Recently I’ve come across a string of disturbing news reports regarding the TSAs new policy that forces airline passengers to choose between the invasive backscatter imaging scanners or a full body rub/pat down that includes thorough check of sensitive areas.  The backscatter scanners require the passenger to raise their arms and spread their legs while the attendent is able to see a black and white image of their nude form in disturbing and embarrassing detail, as seen in this article if you click to enlarge the included images to their full size.  I guess compared to the new option of having TSA do a fully invasive rub down of your entire body including the sensitive bits, then it doesn’t sound too bad.  The primary concern to me, above the fact that all of this is merely security theater and that it won’t truly benefit our national security, is that the TSA checkpoint looks more like an entrance to a prison than to an airport and moreover travelers are treated as if they were prisoners even when they’ve done nothing wrong.

The full body scanner amounts to a a strip search, and despite TSA’s objections, it has the potential to cause the same psychological effects on many of it’s victims as a strip search.  For someone that’s committed no crime and just wants to travel to see their family, I would say that it crosses the line to have them remove their shoes, jacket, belt, anything from their pockets, then ask them to step into a machine to raise their arms and keep their legs apart while some person in another room examines a detailed image of their body through their clothes.  The experience of being inspected, patted or rubbed down, and your belongings searched through in front of your family, friends is extremely degrading in my opinion and has the potential for very real psychological impact.  This psychological impact is intentional in the prison system, but in a place where upstanding citizens are merely traveling for work or to see their family, it’s gone beyond good security into a police state mindset.
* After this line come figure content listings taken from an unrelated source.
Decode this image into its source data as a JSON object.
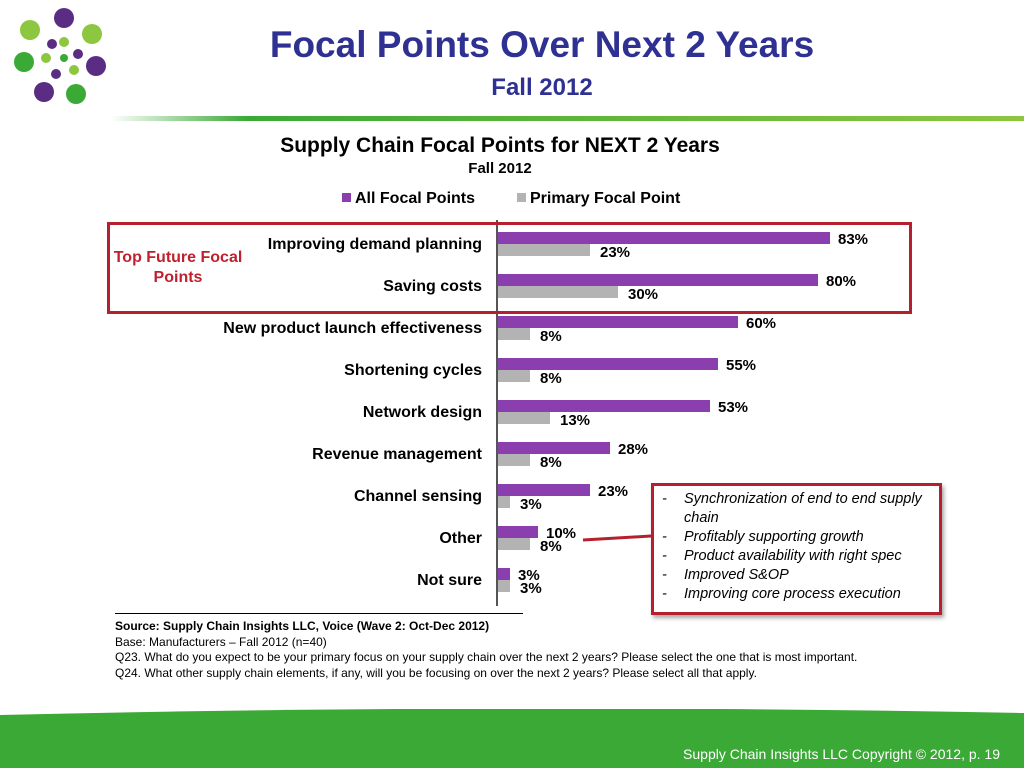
{
  "slide": {
    "title": "Focal Points Over Next 2 Years",
    "subtitle": "Fall 2012",
    "footer": "Supply Chain Insights LLC Copyright © 2012, p. 19"
  },
  "colors": {
    "title": "#2e3192",
    "accent_green": "#3aa935",
    "all_focal_points": "#8b3fae",
    "primary_focal_point": "#b3b3b3",
    "highlight_red": "#b5202e"
  },
  "chart_data": {
    "type": "bar",
    "orientation": "horizontal",
    "title": "Supply Chain Focal Points for NEXT 2 Years",
    "subtitle": "Fall 2012",
    "legend_position": "top",
    "grid": false,
    "xlim": [
      0,
      100
    ],
    "value_suffix": "%",
    "categories": [
      "Improving demand planning",
      "Saving costs",
      "New product launch effectiveness",
      "Shortening cycles",
      "Network design",
      "Revenue management",
      "Channel sensing",
      "Other",
      "Not sure"
    ],
    "series": [
      {
        "name": "All Focal Points",
        "values": [
          83,
          80,
          60,
          55,
          53,
          28,
          23,
          10,
          3
        ]
      },
      {
        "name": "Primary Focal Point",
        "values": [
          23,
          30,
          8,
          8,
          13,
          8,
          3,
          8,
          3
        ]
      }
    ]
  },
  "callouts": {
    "top_future_label": "Top Future Focal Points",
    "other_details": [
      "Synchronization of end to end supply chain",
      "Profitably supporting growth",
      "Product availability with right spec",
      "Improved S&OP",
      "Improving core process execution"
    ]
  },
  "source": {
    "line1": "Source:  Supply Chain Insights LLC, Voice (Wave 2: Oct-Dec 2012)",
    "line2": "Base:  Manufacturers – Fall 2012 (n=40)",
    "line3": "Q23. What do you expect to be your primary focus on your supply chain over the next 2 years? Please select the one that is most important.",
    "line4": "Q24. What other supply chain elements, if any, will you be focusing on over the next 2 years? Please select all that apply."
  }
}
I’ll close with this:  There’s a grass roots movement to stand up against this type of treatment called “Fly With Dignity” (http://flywithdignity.org/). And there you can sign the petition and send it to the Secretary of the Department of Homeland Security and TSA.  The following is the message I attached to my petition signature:

It is a sad day in American history when our leaders choose to use national security as a pretext for the forced relinquishment of God-given and unalienable rights.  This includes among other enumerated and unenumerated rights, the right as a citizen to be treated with decency, respect and trust, until we have given cause to have violated that trust by our own actions.  By allowing foreign and non-state terrorists to coerce our nation’s leaders into continually increasing the invasiveness of inspections and law enforcement of law-abiding citizens who have done no wrong, we are giving them the power to permanently shape our government in an extremely negative and detrimental way.  I have traveled many times in the past ten years, and have never been in fear of a terrorist attack on my flight, but I have always been afraid without exception when I enter the TSA screening area, not because I have something to hide, but because I am consistently treated with disrespect as if I’ve already committed a crime and must prove myself innocent while being verbally and physically degraded in front of my peers.  But more than fear, I feel sadness because I can see where this is heading and if we don’t change course soon, it will be a very sad future indeed.